Alright, taken note of, and we are in agreement here.
I do not find your initial arguments conclusive, namely that if it were going at 100 kts at that point, it would not have overrun.
Not quite ;-)
If the airplane had slowed down to 100 knots already, from an approximate 148 knots or so, it would have exercised quite some braking already. If that braking action continued for some time, it would not have overrun. In fact, even on an ungrooved wet runway a deceleration of 1.5 meters/second/second (3 knots/s) is well normal, and I used that deceleration rate.
First, you are factually wrong. The tape is time-stamped to the thousandth of a second. Second, the camera's perspective is good enough that, even with the panning, you can overlay two images without noticeable problems from distortion, which I've done.
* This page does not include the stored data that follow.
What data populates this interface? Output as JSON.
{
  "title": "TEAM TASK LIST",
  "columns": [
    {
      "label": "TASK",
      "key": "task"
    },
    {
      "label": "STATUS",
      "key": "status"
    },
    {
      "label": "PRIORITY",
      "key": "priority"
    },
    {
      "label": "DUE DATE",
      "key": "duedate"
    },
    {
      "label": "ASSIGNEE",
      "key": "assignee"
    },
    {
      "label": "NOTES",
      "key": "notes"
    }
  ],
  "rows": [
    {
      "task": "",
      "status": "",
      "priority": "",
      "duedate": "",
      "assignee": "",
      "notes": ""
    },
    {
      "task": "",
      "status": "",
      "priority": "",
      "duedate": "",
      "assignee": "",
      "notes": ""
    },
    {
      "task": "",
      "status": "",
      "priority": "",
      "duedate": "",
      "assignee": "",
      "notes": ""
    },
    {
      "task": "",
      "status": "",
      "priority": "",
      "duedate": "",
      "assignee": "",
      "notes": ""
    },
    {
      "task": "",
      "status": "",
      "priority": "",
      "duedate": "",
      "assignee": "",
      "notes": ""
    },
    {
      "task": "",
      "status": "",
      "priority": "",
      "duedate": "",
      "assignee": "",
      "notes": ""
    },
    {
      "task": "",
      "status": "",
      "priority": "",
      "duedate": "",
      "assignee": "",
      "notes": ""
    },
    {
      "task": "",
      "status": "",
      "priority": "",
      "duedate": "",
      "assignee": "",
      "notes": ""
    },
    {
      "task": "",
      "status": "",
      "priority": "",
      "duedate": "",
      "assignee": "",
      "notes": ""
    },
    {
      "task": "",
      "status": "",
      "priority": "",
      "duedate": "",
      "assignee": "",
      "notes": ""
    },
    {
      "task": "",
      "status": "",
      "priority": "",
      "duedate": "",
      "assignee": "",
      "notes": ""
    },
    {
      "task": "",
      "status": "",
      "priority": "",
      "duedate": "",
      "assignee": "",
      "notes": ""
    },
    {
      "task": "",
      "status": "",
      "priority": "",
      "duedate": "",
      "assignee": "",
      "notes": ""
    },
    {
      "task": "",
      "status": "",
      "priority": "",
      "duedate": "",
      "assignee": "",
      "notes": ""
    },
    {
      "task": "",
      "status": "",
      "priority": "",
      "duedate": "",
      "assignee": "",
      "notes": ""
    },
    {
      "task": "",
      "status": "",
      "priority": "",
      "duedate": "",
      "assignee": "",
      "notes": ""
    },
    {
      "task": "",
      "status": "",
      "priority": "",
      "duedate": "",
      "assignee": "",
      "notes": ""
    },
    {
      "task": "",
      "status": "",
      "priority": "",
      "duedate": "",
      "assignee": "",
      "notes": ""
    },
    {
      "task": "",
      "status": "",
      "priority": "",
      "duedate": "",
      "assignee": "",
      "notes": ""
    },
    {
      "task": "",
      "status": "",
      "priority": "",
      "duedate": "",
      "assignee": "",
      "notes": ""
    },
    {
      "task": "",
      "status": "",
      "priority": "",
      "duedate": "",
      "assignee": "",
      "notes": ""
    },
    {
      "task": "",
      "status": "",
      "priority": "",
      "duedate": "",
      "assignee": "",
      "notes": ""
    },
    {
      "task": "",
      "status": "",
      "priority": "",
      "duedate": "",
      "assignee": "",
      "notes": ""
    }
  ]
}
Third, you are intuitively correct: at the point it comes on the screen, it is going notably faster than 100 kts.
Yep, absolutely - we are in agreement of the speed being higher than 100 knots.
And you are right, that there are timestamps overlaid by the copyright notice of the TV station that obviously broadcast it. I hadn't seen those until your remarks.
Can you recheck your time stamps, especially as you write 18.928 and then compute 0.593 seconds to 20.421, please?
The timestamps are hard to decipher, but the airplane is not visible at ...19.421, is fully visible at ...20.028, is last visible at ...22.031 and is entirely out of the picture at ... 22.431, so that makes it maximum 3 seconds visible.
Now add the angle between runway and camera to that scenario ...
If I however use 130 knots as a speed at that point 650 meters past the runway threshold with 1000 meters to go, a deceleration rate of 1.5 m/s/s would be insufficient to stop, stopping distance would be 1500 meters (departing the runway end at a speed of 38 meters/second=74 knots). A deceleration rate of 2.2 meters/second/second (~4.4 knots/s) would be necessary to stop at the runway end (which may not be available on a wet runway).
Assuming conservatively that's forty meters, that would come out 243 kph or 131 kts. I'm sure greater precision (and perhaps an even higher ground speed) can be had.
Photogrammetry can certainly clear that up. That was my main point.
So: 1) camera motion can be compensated for
No doubt about that.
2) The image gives us precise time measurements, and 3) you'd still need to calculate angular effects, but back-of-the-envelope shows it's at least 130 kts.
Agreed.
Servus, Simon